Reparameterization through Coverings and Topological Weight Priors
This work provides a method for VAEs to handle latent spaces with non-trivial topology, which is incremental for generative modeling but may have implications for Bayesian learning in vision models.
The authors generalize the reparameterization trick in VAEs to latent spaces with non-trivial topology, such as the Klein bottle, by using covering maps. They demonstrate a KleinVAE that successfully learns an artificial dataset and discuss potential applications as weight priors in Bayesian learning.

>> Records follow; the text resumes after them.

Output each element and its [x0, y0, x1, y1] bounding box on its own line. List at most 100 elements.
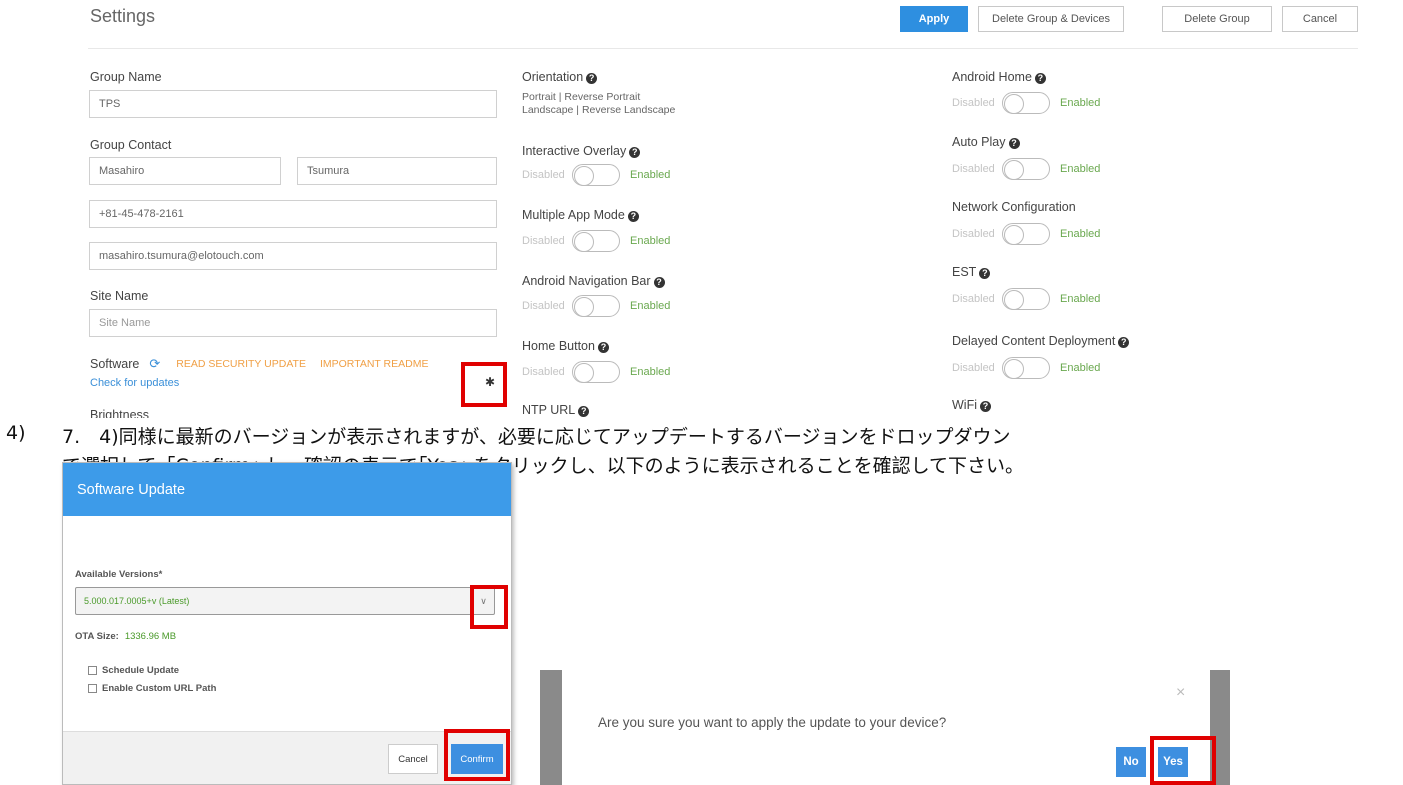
help-icon[interactable]: ? — [597, 342, 609, 353]
wifi-label: WiFi? — [952, 398, 991, 412]
home-button-label: Home Button? — [522, 339, 609, 353]
auto-play-label: Auto Play? — [952, 135, 1020, 149]
android-home-label: Android Home? — [952, 70, 1046, 84]
android-navigation-bar-text: Android Navigation Bar — [522, 274, 651, 288]
toggle-disabled-label: Disabled — [522, 366, 565, 378]
toggle-enabled-label: Enabled — [1060, 97, 1101, 109]
interactive-overlay-text: Interactive Overlay — [522, 144, 627, 158]
toggle-switch[interactable] — [1002, 158, 1050, 180]
read-security-update-link[interactable]: READ SECURITY UPDATE — [176, 358, 306, 370]
help-icon[interactable]: ? — [653, 277, 665, 288]
multiple-app-mode-text: Multiple App Mode — [522, 208, 625, 222]
orientation-label: Orientation? — [522, 70, 598, 84]
toggle-disabled-label: Disabled — [952, 163, 995, 175]
wifi-text: WiFi — [952, 398, 977, 412]
orientation-options-line1[interactable]: Portrait | Reverse Portrait — [522, 91, 640, 104]
checkbox-label: Enable Custom URL Path — [102, 683, 217, 694]
page-title: Settings — [90, 6, 156, 26]
toggle-enabled-label: Enabled — [630, 366, 671, 378]
delayed-content-deployment-toggle[interactable]: Disabled Enabled — [952, 357, 1100, 379]
brightness-label: Brightness — [90, 408, 150, 418]
toggle-switch[interactable] — [1002, 357, 1050, 379]
software-row: Software ⟳ READ SECURITY UPDATE IMPORTAN… — [90, 356, 428, 372]
checkbox-label: Schedule Update — [102, 665, 180, 676]
cancel-button[interactable]: Cancel — [1282, 6, 1358, 32]
help-icon[interactable]: ? — [578, 406, 590, 417]
help-icon[interactable]: ? — [1008, 138, 1020, 149]
confirm-dialog: × Are you sure you want to apply the upd… — [562, 670, 1210, 785]
toggle-disabled-label: Disabled — [952, 228, 995, 240]
group-contact-label: Group Contact — [90, 138, 172, 152]
home-button-toggle[interactable]: Disabled Enabled — [522, 361, 670, 383]
close-icon[interactable]: × — [1176, 684, 1185, 702]
help-icon[interactable]: ? — [979, 268, 991, 279]
toggle-disabled-label: Disabled — [522, 235, 565, 247]
selected-version: 5.000.017.0005+v (Latest) — [84, 596, 190, 606]
delayed-content-deployment-label: Delayed Content Deployment? — [952, 334, 1130, 348]
dialog-title: Software Update — [63, 463, 511, 516]
orientation-label-text: Orientation — [522, 70, 584, 84]
toggle-switch[interactable] — [572, 361, 620, 383]
est-label: EST? — [952, 265, 991, 279]
auto-play-toggle[interactable]: Disabled Enabled — [952, 158, 1100, 180]
checkbox-box[interactable] — [88, 684, 97, 693]
toggle-enabled-label: Enabled — [630, 235, 671, 247]
android-navigation-bar-toggle[interactable]: Disabled Enabled — [522, 295, 670, 317]
multiple-app-mode-toggle[interactable]: Disabled Enabled — [522, 230, 670, 252]
contact-email-input[interactable]: masahiro.tsumura@elotouch.com — [89, 242, 497, 270]
toggle-switch[interactable] — [572, 295, 620, 317]
help-icon[interactable]: ? — [980, 401, 991, 412]
toggle-switch[interactable] — [1002, 288, 1050, 310]
delete-group-button[interactable]: Delete Group — [1162, 6, 1272, 32]
toggle-switch[interactable] — [1002, 92, 1050, 114]
ota-size-label: OTA Size: — [75, 631, 119, 642]
android-navigation-bar-label: Android Navigation Bar? — [522, 274, 665, 288]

We generalise the reparameterization trick applied in variational autoencoders (VAEs) letting these have latent spaces of non-trivial topology - i.e. that of base manifolds covered with other ones, on which some technique for RT is available. That is possible since covering maps are measurable - moreover, in case of particular measure preservation property holding for the covering, one can establish an inequality on KL-divergence between pushforward (PF) densities on the base latent manifold, making the KL-term of VAE's ELBO analytically tractable, despite the topological non-triviality of the supporting latent manifold. Our development follows a route close but somewhat alternative to reparameterization on Lie groups, the latest proposal for which is to reparameterize PFs of normal densities from the Lie algebra - "through" the exponential map, seen by us as sometimes a particular case of what we propose to call reparameterization through a covering. Covering maps need not be global diffeomorphisms (although Lie-exp maps, in general, need not either, but, to date only smooth ones were considered in this context, to the best of our knowledge), which makes many non-trivial topologies tamable to our proposed technique, that we detail on a particular such example. We demonstrate the working of our approach by constructing a VAE with the latent space of Klein bottle (not a Lie group) topology, which we call KleinVAE, successfully learning an appropriate artificial dataset. We discuss potential applicability of such topology-informed generative models as weight priors in Bayesian learning, particularly for convolutional vision models, where said manifold was peculiarly shown to have some relevance.